Young, who was term-limited, left office in January 2021.
McClain, a massage therapist, was walking home wearing headphones and a ski mask—combating asthma problems he suffered—when he failed to hear officers calling to him because they were looking for another suspect in a mask. They tackled McClain and put him in a carotid chokehold until paramedics arrived and injected him with ketamine to sedate him. McClain then went into cardiac arrest and died.
Those charged in his death are:
- Aurora Police Department (APD) officers Randy Roedema and Nathan Woodyard;
- Former APD Officer Jason Rosenblatt; and
- Aurora Fire Rescue (AFR) paramedics Lt. Peter Cichuniec and Jeremy Cooper.
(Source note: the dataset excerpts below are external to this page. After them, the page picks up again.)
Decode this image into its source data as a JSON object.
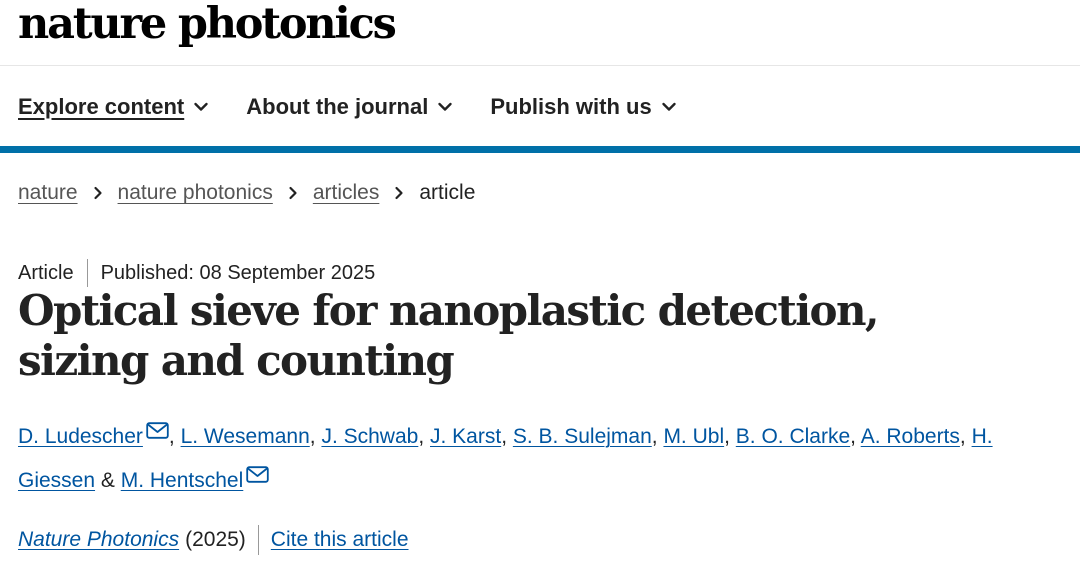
{
  "header": {
    "logo_text": "nature photonics"
  },
  "nav": {
    "items": [
      {
        "label": "Explore content",
        "active": true
      },
      {
        "label": "About the journal",
        "active": false
      },
      {
        "label": "Publish with us",
        "active": false
      }
    ]
  },
  "breadcrumb": {
    "items": [
      "nature",
      "nature photonics",
      "articles"
    ],
    "current": "article"
  },
  "article": {
    "type": "Article",
    "published": "Published: 08 September 2025",
    "title": "Optical sieve for nanoplastic detection, sizing and counting",
    "authors": [
      {
        "name": "D. Ludescher",
        "corresponding": true
      },
      {
        "name": "L. Wesemann",
        "corresponding": false
      },
      {
        "name": "J. Schwab",
        "corresponding": false
      },
      {
        "name": "J. Karst",
        "corresponding": false
      },
      {
        "name": "S. B. Sulejman",
        "corresponding": false
      },
      {
        "name": "M. Ubl",
        "corresponding": false
      },
      {
        "name": "B. O. Clarke",
        "corresponding": false
      },
      {
        "name": "A. Roberts",
        "corresponding": false
      },
      {
        "name": "H. Giessen",
        "corresponding": false
      },
      {
        "name": "M. Hentschel",
        "corresponding": true
      }
    ],
    "author_separator": ", ",
    "author_last_separator": " & ",
    "journal": "Nature Photonics",
    "year": "(2025)",
    "cite_label": "Cite this article"
  },
  "colors": {
    "accent": "#0070a8",
    "link": "#0055a0",
    "text": "#222222"
  }
}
In addition to twice using the chokehold, the indictment accuses the officers of employing a “bar hammer lock,” during which one admitted “cranking” McClain’s shoulder until he heard it pop three times. The officers are also accused of ignoring McClain’s vital signs— even as they held him on the ground, and he complained, "I can't breathe.”
They also didn't help him from his face mask after he vomited in it, allegedly because they didn't notice.
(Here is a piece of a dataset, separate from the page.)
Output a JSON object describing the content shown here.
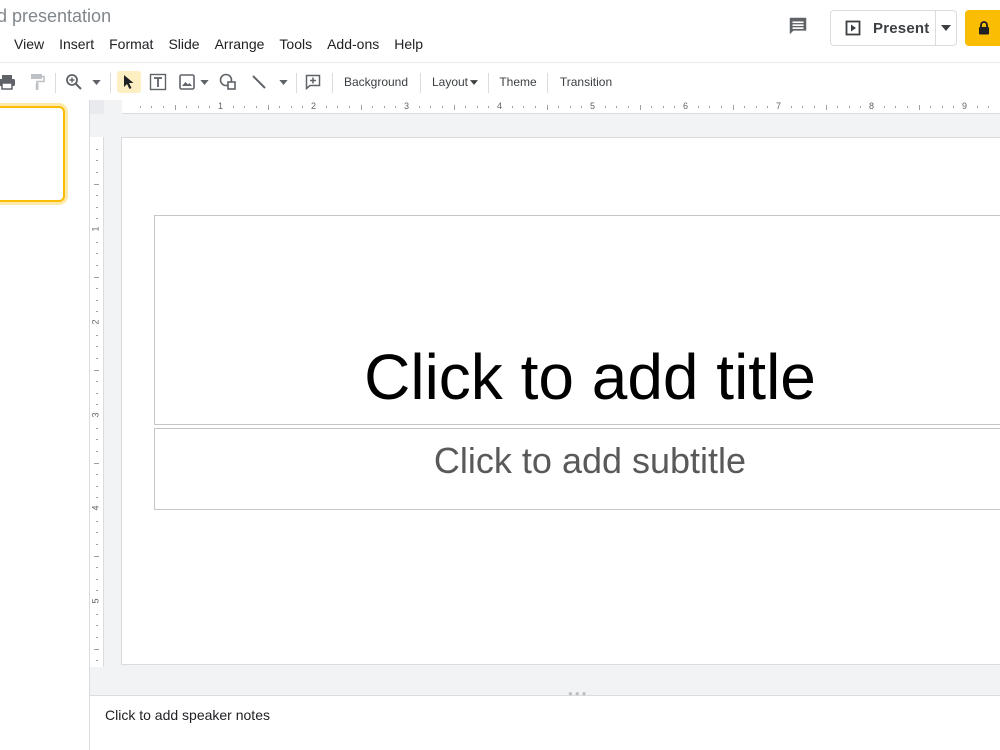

The two paramedics are also accused of failing to tend to McClain, instead of standing by and watching with Officer Roedema, who said, “We’ll just leave him there until the ambulance gets here and we’ll just put him down on the gurney.”
McClain’s death inspired the state legislature to enact a new police accountability measure in June 2020. A month after that, though, APD Chief Vanessa Wilson fired three other officers with the department who photographed themselves staging a macabre parody of McClain’s killing.
Each of the five men charged faces a count of manslaughter and another of criminally negligent homicide, along with other charges.